Capacity vs rate-limit quota

Two structurally different quota kinds, commonly conflated:

Capacity quota

Answers "how much of a pooled resource can this caller hold at once?". Enforced by a scheduler on resource admission:

  • Physical resources: memory, vcore, GPU, storage bytes.
  • Logical resources: max concurrent applications, max open database connections, max queued jobs.

Enforcement happens at scheduling time — a new task either fits inside the current capacity envelope or waits. The latency of a wrong decision is measured in job-scheduling intervals (seconds to minutes).
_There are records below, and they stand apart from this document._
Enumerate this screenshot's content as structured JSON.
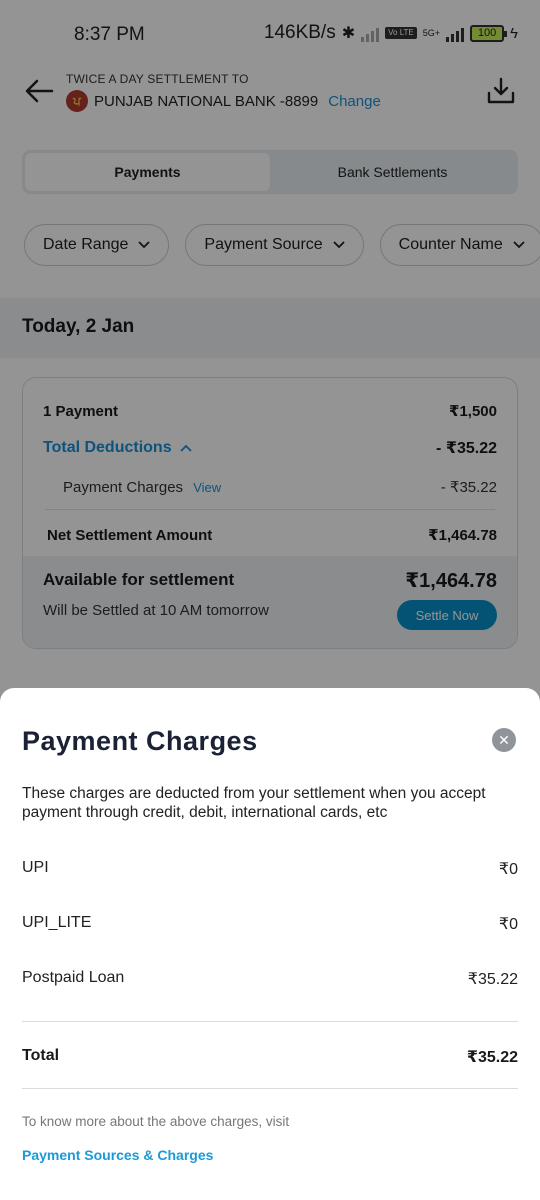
{
  "status_bar": {
    "time": "8:37 PM",
    "speed": "146KB/s",
    "volte": "Vo LTE",
    "network": "5G+",
    "battery": "100"
  },
  "header": {
    "subtitle": "TWICE A DAY SETTLEMENT TO",
    "bank_name": "PUNJAB NATIONAL BANK -8899",
    "change_label": "Change"
  },
  "tabs": [
    {
      "label": "Payments",
      "active": true
    },
    {
      "label": "Bank Settlements",
      "active": false
    }
  ],
  "filters": [
    {
      "label": "Date Range"
    },
    {
      "label": "Payment Source"
    },
    {
      "label": "Counter Name"
    }
  ],
  "date_label": "Today, 2 Jan",
  "summary": {
    "payments_label": "1 Payment",
    "payments_amount": "₹1,500",
    "deductions_label": "Total Deductions",
    "deductions_amount": "- ₹35.22",
    "charges_label": "Payment Charges",
    "view_label": "View",
    "charges_amount": "- ₹35.22",
    "net_label": "Net Settlement Amount",
    "net_amount": "₹1,464.78",
    "available_label": "Available for settlement",
    "available_amount": "₹1,464.78",
    "settle_time": "Will be Settled at 10 AM tomorrow",
    "settle_button": "Settle Now"
  },
  "sheet": {
    "title": "Payment Charges",
    "description": "These charges are deducted from your settlement when you accept payment through credit, debit, international cards, etc",
    "charges": [
      {
        "name": "UPI",
        "amount": "₹0"
      },
      {
        "name": "UPI_LITE",
        "amount": "₹0"
      },
      {
        "name": "Postpaid Loan",
        "amount": "₹35.22"
      }
    ],
    "total_label": "Total",
    "total_amount": "₹35.22",
    "know_more": "To know more about the above charges, visit",
    "link_label": "Payment Sources & Charges"
  },
  "colors": {
    "accent": "#1a8fd8",
    "button": "#0a8fc9",
    "title": "#1b2236"
  }
}
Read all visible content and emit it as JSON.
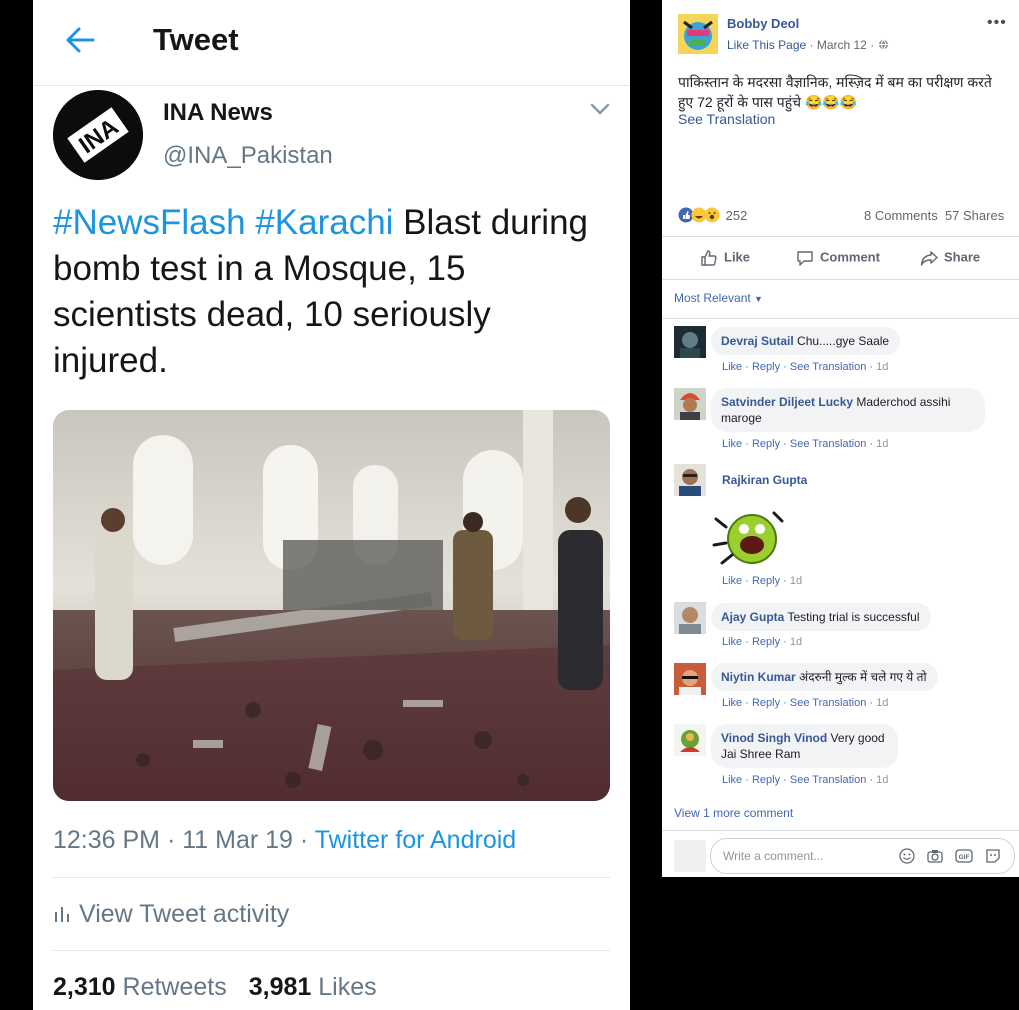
{
  "tweet": {
    "header_title": "Tweet",
    "user_name": "INA News",
    "user_handle": "@INA_Pakistan",
    "avatar_text": "INA",
    "hashtag1": "#NewsFlash",
    "hashtag2": "#Karachi",
    "text": " Blast during bomb test in a Mosque, 15 scientists dead, 10 seriously injured.",
    "time": "12:36 PM · 11 Mar 19 · ",
    "source": "Twitter for Android",
    "activity": "View Tweet activity",
    "retweets_count": "2,310",
    "retweets_label": " Retweets",
    "likes_count": "3,981",
    "likes_label": " Likes"
  },
  "facebook": {
    "page_name": "Bobby Deol",
    "like_page": "Like This Page",
    "date": " · March 12 · ",
    "post_text": "पाकिस्तान के मदरसा वैज्ञानिक, मस्ज़िद में बम का परीक्षण करते हुए 72 हूरों के पास पहुंचे 😂😂😂",
    "see_translation": "See Translation",
    "reactions_count": "252",
    "comments": "8 Comments",
    "shares": "57 Shares",
    "like_btn": "Like",
    "comment_btn": "Comment",
    "share_btn": "Share",
    "sort": "Most Relevant",
    "comment_list": [
      {
        "name": "Devraj Sutail",
        "text": " Chu.....gye Saale",
        "like": "Like",
        "reply": "Reply",
        "translate": "See Translation",
        "time": "1d"
      },
      {
        "name": "Satvinder Diljeet Lucky",
        "text": " Maderchod assihi maroge",
        "like": "Like",
        "reply": "Reply",
        "translate": "See Translation",
        "time": "1d"
      },
      {
        "name": "Rajkiran Gupta",
        "text": "",
        "like": "Like",
        "reply": "Reply",
        "time": "1d"
      },
      {
        "name": "Ajay Gupta",
        "text": " Testing trial is successful",
        "like": "Like",
        "reply": "Reply",
        "time": "1d"
      },
      {
        "name": "Niytin Kumar",
        "text": " अंदरुनी मुल्क में चले गए ये तो",
        "like": "Like",
        "reply": "Reply",
        "translate": "See Translation",
        "time": "1d"
      },
      {
        "name": "Vinod Singh Vinod",
        "text": " Very good Jai Shree Ram",
        "like": "Like",
        "reply": "Reply",
        "translate": "See Translation",
        "time": "1d"
      }
    ],
    "more_comments": "View 1 more comment",
    "write_placeholder": "Write a comment..."
  },
  "icons": [
    "back-arrow-icon",
    "chevron-down-icon",
    "bar-chart-icon",
    "globe-icon",
    "thumbs-up-icon",
    "comment-icon",
    "share-icon",
    "emoji-icon",
    "camera-icon",
    "gif-icon",
    "sticker-icon"
  ],
  "colors": {
    "twitter_blue": "#1b95e0",
    "fb_blue": "#365899",
    "fb_link": "#4267b2"
  }
}
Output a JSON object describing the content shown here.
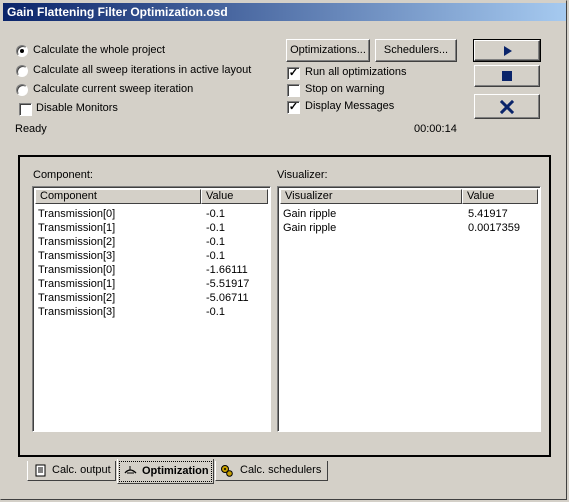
{
  "window": {
    "title": "Gain Flattening Filter Optimization.osd"
  },
  "options": {
    "radios": [
      {
        "label": "Calculate the whole project",
        "selected": true
      },
      {
        "label": "Calculate all sweep iterations in active layout",
        "selected": false
      },
      {
        "label": "Calculate current sweep iteration",
        "selected": false
      }
    ],
    "disable_monitors": {
      "label": "Disable Monitors",
      "checked": false
    }
  },
  "buttons": {
    "optimizations": "Optimizations...",
    "schedulers": "Schedulers...",
    "run_icon": "play-icon",
    "stop_icon": "stop-icon",
    "close_icon": "close-icon"
  },
  "checks": [
    {
      "label": "Run all optimizations",
      "checked": true
    },
    {
      "label": "Stop on warning",
      "checked": false
    },
    {
      "label": "Display Messages",
      "checked": true
    }
  ],
  "status": {
    "text": "Ready",
    "elapsed": "00:00:14"
  },
  "component_panel": {
    "caption": "Component:",
    "columns": [
      "Component",
      "Value"
    ],
    "rows": [
      [
        "Transmission[0]",
        "-0.1"
      ],
      [
        "Transmission[1]",
        "-0.1"
      ],
      [
        "Transmission[2]",
        "-0.1"
      ],
      [
        "Transmission[3]",
        "-0.1"
      ],
      [
        "Transmission[0]",
        "-1.66111"
      ],
      [
        "Transmission[1]",
        "-5.51917"
      ],
      [
        "Transmission[2]",
        "-5.06711"
      ],
      [
        "Transmission[3]",
        "-0.1"
      ]
    ]
  },
  "visualizer_panel": {
    "caption": "Visualizer:",
    "columns": [
      "Visualizer",
      "Value"
    ],
    "rows": [
      [
        "Gain ripple",
        "5.41917"
      ],
      [
        "Gain ripple",
        "0.0017359"
      ]
    ]
  },
  "tabs": [
    {
      "label": "Calc. output",
      "icon": "document-icon",
      "active": false
    },
    {
      "label": "Optimization",
      "icon": "optimization-icon",
      "active": true
    },
    {
      "label": "Calc. schedulers",
      "icon": "gears-icon",
      "active": false
    }
  ],
  "colors": {
    "title_start": "#0a246a",
    "title_end": "#a6caf0",
    "face": "#d4d0c8",
    "icon_blue": "#0a246a"
  }
}
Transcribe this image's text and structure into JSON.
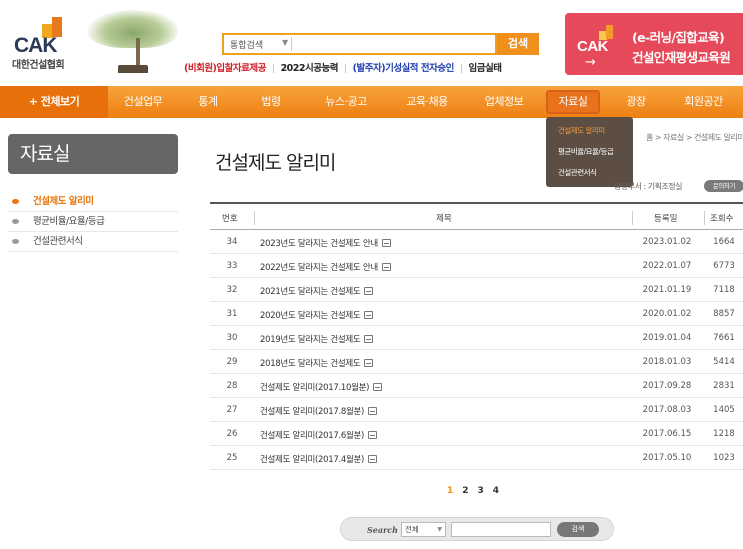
{
  "header": {
    "logo_text": "CAK",
    "org_name": "대한건설협회",
    "search": {
      "select_value": "통합검색",
      "query": "",
      "button_label": "검색"
    },
    "quick_links": [
      {
        "label": "(비회원)입찰자료제공"
      },
      {
        "label": "2022시공능력"
      },
      {
        "label": "(발주자)기성실적 전자승인"
      },
      {
        "label": "임금실태"
      }
    ],
    "edu_banner": {
      "logo_text": "CAK",
      "arrow": "→",
      "line1": "(e-러닝/집합교육)",
      "line2": "건설인재평생교육원"
    }
  },
  "nav": {
    "all_label": "+ 전체보기",
    "items": [
      {
        "label": "건설업무"
      },
      {
        "label": "통계"
      },
      {
        "label": "법령"
      },
      {
        "label": "뉴스·공고"
      },
      {
        "label": "교육·채용"
      },
      {
        "label": "업체정보"
      },
      {
        "label": "자료실"
      },
      {
        "label": "광장"
      },
      {
        "label": "회원공간"
      }
    ],
    "dropdown": [
      {
        "label": "건설제도 알리미"
      },
      {
        "label": "평균비율/요율/등급"
      },
      {
        "label": "건설관련서식"
      }
    ]
  },
  "sidebar": {
    "title": "자료실",
    "items": [
      {
        "label": "건설제도 알리미"
      },
      {
        "label": "평균비율/요율/등급"
      },
      {
        "label": "건설관련서식"
      }
    ]
  },
  "content": {
    "title": "건설제도 알리미",
    "breadcrumb": "홈 > 자료실 > 건설제도 알리미",
    "author": "담당부서 : 기획조정실",
    "inquiry_label": "문의하기",
    "table": {
      "headers": {
        "no": "번호",
        "subject": "제목",
        "date": "등록일",
        "hits": "조회수"
      },
      "rows": [
        {
          "no": "34",
          "subject": "2023년도 달라지는 건설제도 안내",
          "date": "2023.01.02",
          "hits": "1664"
        },
        {
          "no": "33",
          "subject": "2022년도 달라지는 건설제도 안내",
          "date": "2022.01.07",
          "hits": "6773"
        },
        {
          "no": "32",
          "subject": "2021년도 달라지는 건설제도",
          "date": "2021.01.19",
          "hits": "7118"
        },
        {
          "no": "31",
          "subject": "2020년도 달라지는 건설제도",
          "date": "2020.01.02",
          "hits": "8857"
        },
        {
          "no": "30",
          "subject": "2019년도 달라지는 건설제도",
          "date": "2019.01.04",
          "hits": "7661"
        },
        {
          "no": "29",
          "subject": "2018년도 달라지는 건설제도",
          "date": "2018.01.03",
          "hits": "5414"
        },
        {
          "no": "28",
          "subject": "건설제도 알리미(2017.10월분)",
          "date": "2017.09.28",
          "hits": "2831"
        },
        {
          "no": "27",
          "subject": "건설제도 알리미(2017.8월분)",
          "date": "2017.08.03",
          "hits": "1405"
        },
        {
          "no": "26",
          "subject": "건설제도 알리미(2017.6월분)",
          "date": "2017.06.15",
          "hits": "1218"
        },
        {
          "no": "25",
          "subject": "건설제도 알리미(2017.4월분)",
          "date": "2017.05.10",
          "hits": "1023"
        }
      ]
    },
    "pagination": [
      "1",
      "2",
      "3",
      "4"
    ],
    "bottom_search": {
      "label": "Search",
      "select_value": "전체",
      "query": "",
      "button_label": "검색"
    }
  },
  "colors": {
    "accent": "#f08f1c",
    "banner": "#e64a5a",
    "dropdown_bg": "#5c4e42"
  }
}
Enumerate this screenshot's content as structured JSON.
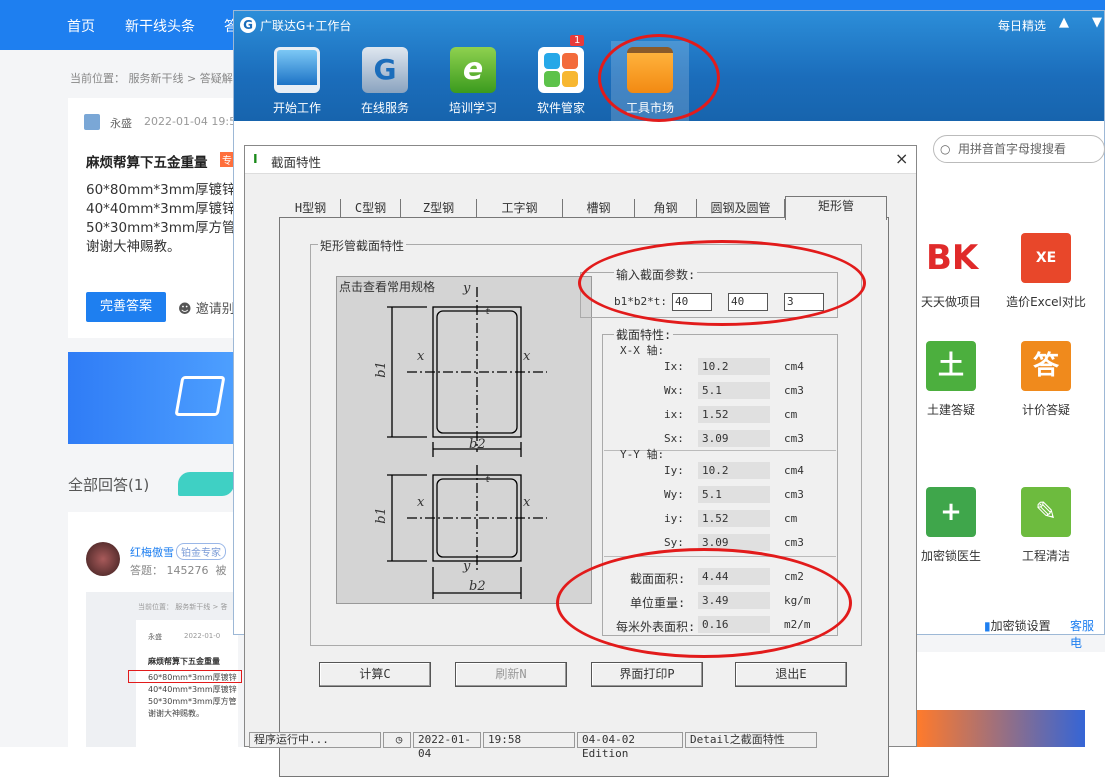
{
  "web": {
    "nav": [
      "首页",
      "新干线头条",
      "答"
    ],
    "breadcrumb": "当前位置： 服务新干线 > 答疑解",
    "asker": "永盛",
    "ask_date": "2022-01-04 19:5",
    "question_title": "麻烦帮算下五金重量",
    "question_tag": "专",
    "question_lines": [
      "60*80mm*3mm厚镀锌",
      "40*40mm*3mm厚镀锌",
      "50*30mm*3mm厚方管",
      "谢谢大神赐教。"
    ],
    "improve_answer": "完善答案",
    "invite": "邀请别",
    "all_answers": "全部回答(1)",
    "answerer": "红梅傲雪",
    "answerer_badge": "铂金专家",
    "answer_meta": "答题： 145276  被",
    "thumb_breadcrumb": "当前位置： 服务新干线 > 答",
    "thumb_asker": "永盛",
    "thumb_date": "2022-01-0",
    "thumb_title": "麻烦帮算下五金重量",
    "thumb_lines": [
      "60*80mm*3mm厚镀锌",
      "40*40mm*3mm厚镀锌",
      "50*30mm*3mm厚方管",
      "谢谢大神赐教。"
    ]
  },
  "workstation": {
    "title": "广联达G+工作台",
    "daily": "每日精选",
    "tools": [
      "开始工作",
      "在线服务",
      "培训学习",
      "软件管家",
      "工具市场"
    ],
    "badge": "1",
    "search_placeholder": "用拼音首字母搜搜看",
    "apps": [
      "天天做项目",
      "造价Excel对比",
      "土建答疑",
      "计价答疑",
      "加密锁医生",
      "工程清洁"
    ],
    "lock_settings": "加密锁设置",
    "service": "客服电"
  },
  "dialog": {
    "title": "截面特性",
    "close": "×",
    "tabs": [
      "H型钢",
      "C型钢",
      "Z型钢",
      "工字钢",
      "槽钢",
      "角钢",
      "圆钢及圆管",
      "矩形管"
    ],
    "group_title": "矩形管截面特性",
    "spec_label": "点击查看常用规格",
    "input_group": "输入截面参数:",
    "input_label": "b1*b2*t:",
    "inputs": [
      "40",
      "40",
      "3"
    ],
    "props_group": "截面特性:",
    "xx_axis": "X-X 轴:",
    "yy_axis": "Y-Y 轴:",
    "xx": [
      {
        "name": "Ix:",
        "value": "10.2",
        "unit": "cm4"
      },
      {
        "name": "Wx:",
        "value": "5.1",
        "unit": "cm3"
      },
      {
        "name": "ix:",
        "value": "1.52",
        "unit": "cm"
      },
      {
        "name": "Sx:",
        "value": "3.09",
        "unit": "cm3"
      }
    ],
    "yy": [
      {
        "name": "Iy:",
        "value": "10.2",
        "unit": "cm4"
      },
      {
        "name": "Wy:",
        "value": "5.1",
        "unit": "cm3"
      },
      {
        "name": "iy:",
        "value": "1.52",
        "unit": "cm"
      },
      {
        "name": "Sy:",
        "value": "3.09",
        "unit": "cm3"
      }
    ],
    "summary": [
      {
        "name": "截面面积:",
        "value": "4.44",
        "unit": "cm2"
      },
      {
        "name": "单位重量:",
        "value": "3.49",
        "unit": "kg/m"
      },
      {
        "name": "每米外表面积:",
        "value": "0.16",
        "unit": "m2/m"
      }
    ],
    "buttons": [
      "计算C",
      "刷新N",
      "界面打印P",
      "退出E"
    ],
    "status": [
      "程序运行中...",
      "2022-01-04",
      "19:58",
      "04-04-02 Edition",
      "Detail之截面特性"
    ],
    "diagram": {
      "y": "y",
      "x": "x",
      "b1": "b1",
      "b2": "b2",
      "t": "t"
    }
  }
}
Canonical example: Pinterest's Moka platform stores per-project guaranteed + maximum memory + vcore + max-concurrent-apps; the Yunikorn Config Updater reads these from Piqama and rewrites Yunikorn queue configuration. "These values are not static but dynamically managed, encompassing: Guaranteed Resources … Maximum Resources … Max Concurrent Applications." (Source: sources/2026-02-24-pinterest-piqama-pinterest-quota-management-ecosystem)

Rate-limit quota

Answers "how many operations per second (or per minute) can this caller issue?". Enforced inline in the data path on every request:

  • Requests-per-second (RPS / QPS).
  • Bytes-per-second (bandwidth).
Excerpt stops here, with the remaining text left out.